A família da qual o rapaz provém não é muito melhor. Gastão sente uma dor no peito, que irradia pelo braço esquerdo, porque é sempre aborrecido pela mulher e o filho; chega a afirmar não existir solidão pior do que a companhia da esposa. Tereza, de sua parte, não apresenta nenhuma diferença de ânimo; segundo suas próprias palavras, fracassou como mulher, o marido não gosta dela, os namorados não gostavam dela, e assim não há ninguém que possa dela gostar, a não ser o filho, a quem se volta como náufraga. 

Medianos, mesquinhos e infelizes: é inevitável que os predicados dos pais sejam transmitidos ao filho. Uma vez que representam a vileza difundida pela sociedade, a família milionária se soma ao imenso grupo de personagens de Nelson Rodrigues pouco vocacionadas à edificação alheia. Diante da aparente inevitabilidade, contudo, surge Joice, disposta a ser diferente porque acredita na existência do verdadeiro amor.

Apesar de ser uma personagem convincente em sua bondade, sem resvalar na inverossimilhança de um caráter monolítico e sem nuances, Joice acaba se revelando um tanto melodramática quando comparada às personagens rodrigueanas mais naturalistas, e está justamente no melodrama a chave de leitura que permite identificar a visão de mundo tão típica de Nelson Rodrigues.
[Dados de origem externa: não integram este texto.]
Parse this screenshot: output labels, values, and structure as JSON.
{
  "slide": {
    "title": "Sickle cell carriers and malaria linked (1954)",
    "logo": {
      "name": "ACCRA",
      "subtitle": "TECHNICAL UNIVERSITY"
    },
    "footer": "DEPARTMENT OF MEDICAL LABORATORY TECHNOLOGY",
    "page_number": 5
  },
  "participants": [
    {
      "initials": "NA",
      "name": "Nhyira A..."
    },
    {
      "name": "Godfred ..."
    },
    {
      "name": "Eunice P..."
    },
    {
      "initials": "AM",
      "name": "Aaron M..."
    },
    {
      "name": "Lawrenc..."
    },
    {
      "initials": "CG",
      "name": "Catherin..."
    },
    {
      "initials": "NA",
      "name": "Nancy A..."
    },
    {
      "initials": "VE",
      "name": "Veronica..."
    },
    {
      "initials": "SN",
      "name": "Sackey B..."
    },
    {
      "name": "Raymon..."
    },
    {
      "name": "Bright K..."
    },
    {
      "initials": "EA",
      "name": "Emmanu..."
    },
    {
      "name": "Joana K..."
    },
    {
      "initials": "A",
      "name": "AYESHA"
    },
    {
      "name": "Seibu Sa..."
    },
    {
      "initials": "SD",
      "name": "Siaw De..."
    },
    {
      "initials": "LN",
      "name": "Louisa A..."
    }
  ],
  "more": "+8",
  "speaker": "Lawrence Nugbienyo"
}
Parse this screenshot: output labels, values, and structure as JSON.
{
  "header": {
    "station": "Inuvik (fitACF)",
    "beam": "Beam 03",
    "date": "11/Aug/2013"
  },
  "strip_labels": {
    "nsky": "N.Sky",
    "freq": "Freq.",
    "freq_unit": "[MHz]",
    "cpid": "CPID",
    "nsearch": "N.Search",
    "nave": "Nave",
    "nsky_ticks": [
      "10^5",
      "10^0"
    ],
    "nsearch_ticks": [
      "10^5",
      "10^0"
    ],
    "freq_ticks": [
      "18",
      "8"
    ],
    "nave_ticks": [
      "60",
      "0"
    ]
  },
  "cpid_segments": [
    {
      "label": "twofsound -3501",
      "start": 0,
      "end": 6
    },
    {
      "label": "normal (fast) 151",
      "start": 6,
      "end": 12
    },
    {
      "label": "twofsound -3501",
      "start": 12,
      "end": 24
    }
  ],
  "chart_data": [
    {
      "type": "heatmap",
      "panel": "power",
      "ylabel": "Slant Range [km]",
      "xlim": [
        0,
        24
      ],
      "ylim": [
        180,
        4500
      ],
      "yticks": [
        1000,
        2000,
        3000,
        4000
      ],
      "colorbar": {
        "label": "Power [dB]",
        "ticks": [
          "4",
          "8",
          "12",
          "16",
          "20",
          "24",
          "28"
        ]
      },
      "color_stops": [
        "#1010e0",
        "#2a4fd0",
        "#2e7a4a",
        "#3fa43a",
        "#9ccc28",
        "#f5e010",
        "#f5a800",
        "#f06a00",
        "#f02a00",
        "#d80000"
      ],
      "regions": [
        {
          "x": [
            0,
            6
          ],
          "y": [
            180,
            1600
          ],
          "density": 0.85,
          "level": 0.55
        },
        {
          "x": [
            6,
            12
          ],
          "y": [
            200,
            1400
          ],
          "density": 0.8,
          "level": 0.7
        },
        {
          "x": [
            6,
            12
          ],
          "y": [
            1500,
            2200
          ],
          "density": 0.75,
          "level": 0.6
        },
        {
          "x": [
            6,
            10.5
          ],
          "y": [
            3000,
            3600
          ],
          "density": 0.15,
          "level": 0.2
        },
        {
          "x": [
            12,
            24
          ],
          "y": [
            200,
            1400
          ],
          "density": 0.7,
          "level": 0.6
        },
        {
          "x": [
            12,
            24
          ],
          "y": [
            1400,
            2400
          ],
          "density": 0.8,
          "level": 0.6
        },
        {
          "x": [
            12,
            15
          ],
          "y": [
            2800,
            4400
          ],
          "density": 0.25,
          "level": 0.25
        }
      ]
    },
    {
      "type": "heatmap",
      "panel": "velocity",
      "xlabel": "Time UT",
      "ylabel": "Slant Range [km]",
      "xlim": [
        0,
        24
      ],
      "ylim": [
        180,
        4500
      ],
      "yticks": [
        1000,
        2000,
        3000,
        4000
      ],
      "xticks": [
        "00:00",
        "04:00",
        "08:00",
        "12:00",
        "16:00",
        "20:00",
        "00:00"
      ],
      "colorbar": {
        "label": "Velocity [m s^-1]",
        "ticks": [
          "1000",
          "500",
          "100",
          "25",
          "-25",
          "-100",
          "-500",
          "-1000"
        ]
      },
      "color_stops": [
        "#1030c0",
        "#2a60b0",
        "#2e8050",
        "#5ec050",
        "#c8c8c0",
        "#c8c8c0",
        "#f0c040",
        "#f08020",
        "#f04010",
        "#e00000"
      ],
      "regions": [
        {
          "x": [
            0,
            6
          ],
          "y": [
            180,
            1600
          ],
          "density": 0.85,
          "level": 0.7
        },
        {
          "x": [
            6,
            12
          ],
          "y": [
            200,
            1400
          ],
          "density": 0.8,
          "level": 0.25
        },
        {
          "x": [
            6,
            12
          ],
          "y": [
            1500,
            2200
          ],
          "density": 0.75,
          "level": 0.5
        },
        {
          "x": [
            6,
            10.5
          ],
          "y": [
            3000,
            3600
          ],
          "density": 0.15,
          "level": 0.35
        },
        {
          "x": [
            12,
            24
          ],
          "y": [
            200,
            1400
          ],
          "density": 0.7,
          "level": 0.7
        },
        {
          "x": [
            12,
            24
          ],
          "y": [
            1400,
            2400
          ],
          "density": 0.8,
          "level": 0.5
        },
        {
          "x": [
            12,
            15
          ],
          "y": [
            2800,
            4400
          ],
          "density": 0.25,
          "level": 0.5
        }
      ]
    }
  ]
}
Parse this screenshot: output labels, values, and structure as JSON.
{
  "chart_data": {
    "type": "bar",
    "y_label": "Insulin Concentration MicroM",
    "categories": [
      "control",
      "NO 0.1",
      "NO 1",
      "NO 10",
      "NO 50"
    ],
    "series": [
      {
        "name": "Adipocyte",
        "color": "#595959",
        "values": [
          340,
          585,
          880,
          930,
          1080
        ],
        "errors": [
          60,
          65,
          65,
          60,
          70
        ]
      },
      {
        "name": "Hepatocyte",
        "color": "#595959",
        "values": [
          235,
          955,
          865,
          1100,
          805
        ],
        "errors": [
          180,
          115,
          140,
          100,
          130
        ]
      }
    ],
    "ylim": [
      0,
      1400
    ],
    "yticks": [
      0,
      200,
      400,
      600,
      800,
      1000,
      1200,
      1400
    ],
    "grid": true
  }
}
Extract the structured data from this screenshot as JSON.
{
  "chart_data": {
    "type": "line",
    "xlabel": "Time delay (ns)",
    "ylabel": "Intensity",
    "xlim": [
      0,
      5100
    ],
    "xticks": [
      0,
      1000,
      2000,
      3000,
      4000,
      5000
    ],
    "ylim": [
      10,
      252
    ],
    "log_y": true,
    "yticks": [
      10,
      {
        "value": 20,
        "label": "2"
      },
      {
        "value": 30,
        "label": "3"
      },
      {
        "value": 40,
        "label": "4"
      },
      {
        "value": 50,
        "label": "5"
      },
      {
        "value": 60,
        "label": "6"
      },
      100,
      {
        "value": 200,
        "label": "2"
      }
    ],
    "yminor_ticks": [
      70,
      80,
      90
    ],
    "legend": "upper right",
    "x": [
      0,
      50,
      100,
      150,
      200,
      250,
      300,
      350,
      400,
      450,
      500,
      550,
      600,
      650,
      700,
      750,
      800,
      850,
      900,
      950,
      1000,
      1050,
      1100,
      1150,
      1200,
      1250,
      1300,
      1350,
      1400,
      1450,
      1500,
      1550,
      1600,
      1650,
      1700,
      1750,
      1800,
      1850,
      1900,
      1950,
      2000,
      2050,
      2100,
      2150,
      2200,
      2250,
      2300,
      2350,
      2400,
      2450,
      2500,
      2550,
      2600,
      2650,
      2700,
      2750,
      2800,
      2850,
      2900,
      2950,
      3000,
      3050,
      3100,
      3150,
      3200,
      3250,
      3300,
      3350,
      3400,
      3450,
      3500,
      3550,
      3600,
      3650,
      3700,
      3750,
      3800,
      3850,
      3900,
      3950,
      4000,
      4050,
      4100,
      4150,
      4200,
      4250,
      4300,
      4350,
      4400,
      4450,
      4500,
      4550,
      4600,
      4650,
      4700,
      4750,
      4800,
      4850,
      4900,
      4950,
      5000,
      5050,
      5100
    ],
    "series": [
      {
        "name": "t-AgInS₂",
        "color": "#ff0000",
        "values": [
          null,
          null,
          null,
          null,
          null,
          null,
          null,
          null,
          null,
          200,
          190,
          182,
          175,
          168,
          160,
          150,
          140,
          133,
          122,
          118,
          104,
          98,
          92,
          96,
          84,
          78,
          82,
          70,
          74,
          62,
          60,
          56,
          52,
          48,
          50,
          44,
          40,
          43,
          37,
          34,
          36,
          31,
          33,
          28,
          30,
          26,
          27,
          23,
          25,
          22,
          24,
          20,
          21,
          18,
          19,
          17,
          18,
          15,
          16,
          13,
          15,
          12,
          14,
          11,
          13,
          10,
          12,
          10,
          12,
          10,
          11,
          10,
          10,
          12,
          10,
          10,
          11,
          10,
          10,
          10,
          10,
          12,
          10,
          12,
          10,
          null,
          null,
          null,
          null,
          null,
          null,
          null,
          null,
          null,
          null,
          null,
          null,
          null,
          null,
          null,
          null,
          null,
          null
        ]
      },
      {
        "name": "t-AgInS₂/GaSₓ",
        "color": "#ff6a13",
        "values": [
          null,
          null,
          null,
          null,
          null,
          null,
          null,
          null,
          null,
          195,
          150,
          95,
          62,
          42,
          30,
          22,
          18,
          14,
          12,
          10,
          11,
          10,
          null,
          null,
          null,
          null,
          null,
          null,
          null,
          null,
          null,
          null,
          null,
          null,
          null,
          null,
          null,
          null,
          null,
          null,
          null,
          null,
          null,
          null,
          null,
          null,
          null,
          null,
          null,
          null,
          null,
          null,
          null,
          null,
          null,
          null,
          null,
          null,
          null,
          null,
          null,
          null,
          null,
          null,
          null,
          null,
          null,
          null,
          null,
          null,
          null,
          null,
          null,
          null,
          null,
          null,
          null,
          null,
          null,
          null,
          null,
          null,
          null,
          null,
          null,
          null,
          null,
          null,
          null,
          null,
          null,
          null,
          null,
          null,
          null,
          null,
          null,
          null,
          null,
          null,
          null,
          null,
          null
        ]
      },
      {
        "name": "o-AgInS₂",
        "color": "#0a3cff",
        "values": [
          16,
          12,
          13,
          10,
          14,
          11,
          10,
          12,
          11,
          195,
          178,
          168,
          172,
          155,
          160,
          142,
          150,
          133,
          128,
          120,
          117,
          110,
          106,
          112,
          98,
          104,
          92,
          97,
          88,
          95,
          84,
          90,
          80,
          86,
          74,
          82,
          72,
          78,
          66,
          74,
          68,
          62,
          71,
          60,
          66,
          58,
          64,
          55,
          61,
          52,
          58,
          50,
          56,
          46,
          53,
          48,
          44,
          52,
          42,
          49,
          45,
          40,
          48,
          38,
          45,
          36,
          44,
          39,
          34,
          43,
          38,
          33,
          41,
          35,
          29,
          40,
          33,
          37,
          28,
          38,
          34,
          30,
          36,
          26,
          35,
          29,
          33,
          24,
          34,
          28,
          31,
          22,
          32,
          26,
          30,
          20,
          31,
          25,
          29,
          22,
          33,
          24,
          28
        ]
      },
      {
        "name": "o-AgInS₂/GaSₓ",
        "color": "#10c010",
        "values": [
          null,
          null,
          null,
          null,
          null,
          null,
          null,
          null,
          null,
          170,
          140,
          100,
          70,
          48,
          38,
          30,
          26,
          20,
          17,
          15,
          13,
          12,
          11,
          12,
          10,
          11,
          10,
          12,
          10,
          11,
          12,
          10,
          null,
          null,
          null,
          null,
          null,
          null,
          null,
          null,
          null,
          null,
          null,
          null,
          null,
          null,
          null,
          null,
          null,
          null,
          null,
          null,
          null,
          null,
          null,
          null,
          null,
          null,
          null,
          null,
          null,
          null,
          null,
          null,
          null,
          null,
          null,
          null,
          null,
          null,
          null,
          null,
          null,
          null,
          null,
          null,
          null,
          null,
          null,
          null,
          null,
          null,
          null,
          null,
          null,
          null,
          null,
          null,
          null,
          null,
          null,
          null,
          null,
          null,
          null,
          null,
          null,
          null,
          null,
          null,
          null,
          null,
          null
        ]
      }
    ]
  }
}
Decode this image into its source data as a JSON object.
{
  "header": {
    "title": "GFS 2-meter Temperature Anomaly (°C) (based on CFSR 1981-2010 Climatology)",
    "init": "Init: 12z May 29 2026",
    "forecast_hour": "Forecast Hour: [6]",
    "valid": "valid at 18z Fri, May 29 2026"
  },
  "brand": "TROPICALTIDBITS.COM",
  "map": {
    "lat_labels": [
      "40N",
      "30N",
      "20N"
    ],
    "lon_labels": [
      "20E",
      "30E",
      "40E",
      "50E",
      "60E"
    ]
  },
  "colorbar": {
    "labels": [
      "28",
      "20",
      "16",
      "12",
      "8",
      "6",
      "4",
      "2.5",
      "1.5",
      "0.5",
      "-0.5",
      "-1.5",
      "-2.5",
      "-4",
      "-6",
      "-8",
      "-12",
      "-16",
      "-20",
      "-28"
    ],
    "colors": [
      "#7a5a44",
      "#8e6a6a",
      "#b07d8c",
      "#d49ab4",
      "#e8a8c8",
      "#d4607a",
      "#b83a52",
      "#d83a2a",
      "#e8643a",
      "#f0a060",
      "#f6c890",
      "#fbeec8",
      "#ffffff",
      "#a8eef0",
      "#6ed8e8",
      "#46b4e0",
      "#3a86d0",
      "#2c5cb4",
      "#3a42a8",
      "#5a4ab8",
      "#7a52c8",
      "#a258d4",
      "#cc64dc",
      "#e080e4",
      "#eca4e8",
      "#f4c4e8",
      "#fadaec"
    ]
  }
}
Numa fala incomumente extensa para os padrões do dramaturgo, Gastão parece dar voz ao seu criador:

Uma vez, eu vi um filme italiano. Era uma história de bandido. História feroz, sem nenhuma vergonha do dramalhão. E lá havia o velório genial, o velório que cada um deseja para si. O bandido estava na mesa do necrotério, e cravejado de balas. E, de repente, chega a mãe do defunto. Minha mulher, está ouvindo? Qualquer grande dor tem gritos que ninguém ouviu, jamais, mas nenhuma mãe, em nenhum idioma, berra, uiva, como a mãe daquele morto. Era a mais siciliana das sicilianas. Ao ver o cadáver, esganiçou todos os gritos do seu espanto. Ah, Tereza, Tereza. Na minha poltrona, eu tive uma sensação de deslumbramento.

Os pactos de morte que perpassam Álbum de Família, Perdoa-me por Me Traíres e O Beijo no Asfalto, assim como a defesa da adúltera que busca o amor impossível são gestos folhetinescos e melodramáticos com que Nelson Rodrigues pontua sua dramaturgia, não só para efeitos cênicos, mas também como defesa de uma moral particular. Ao dotar o amor de Joice da ingenuidade e insistência do amor romântico melodramático, é como se Nelson afirmasse que, no mundo vil que é o cenário de suas peças, só a capa do ridículo é capaz de proteger o indivíduo para que ame verdadeiramente - basta tentar evitar o ridículo e a vileza consome o sentimento a princípio genuíno. O ridículo do amor, ao fim e ao cabo, é a renúncia a uma sociedade de aparências interessadas.

Escrita na esteira de Toda Nudez Será Castigada, Anti-Nelson Rodrigues traz um dramaturgo mais otimista, ainda consciente das agruras da condição humana, entretanto capaz de enxergar brechas inusitadas por meio das quais sentimentos nobres possam ser expressos. Assim, partindo para o final do ciclo de dezessete peças, Nelson Rodrigues parece perceber de forma mais aguda as pistas que deixara antes - posto que então sufocadas pelo entorno hostil -, já indicativas de um otimismo na mesma medida modesto e plausível.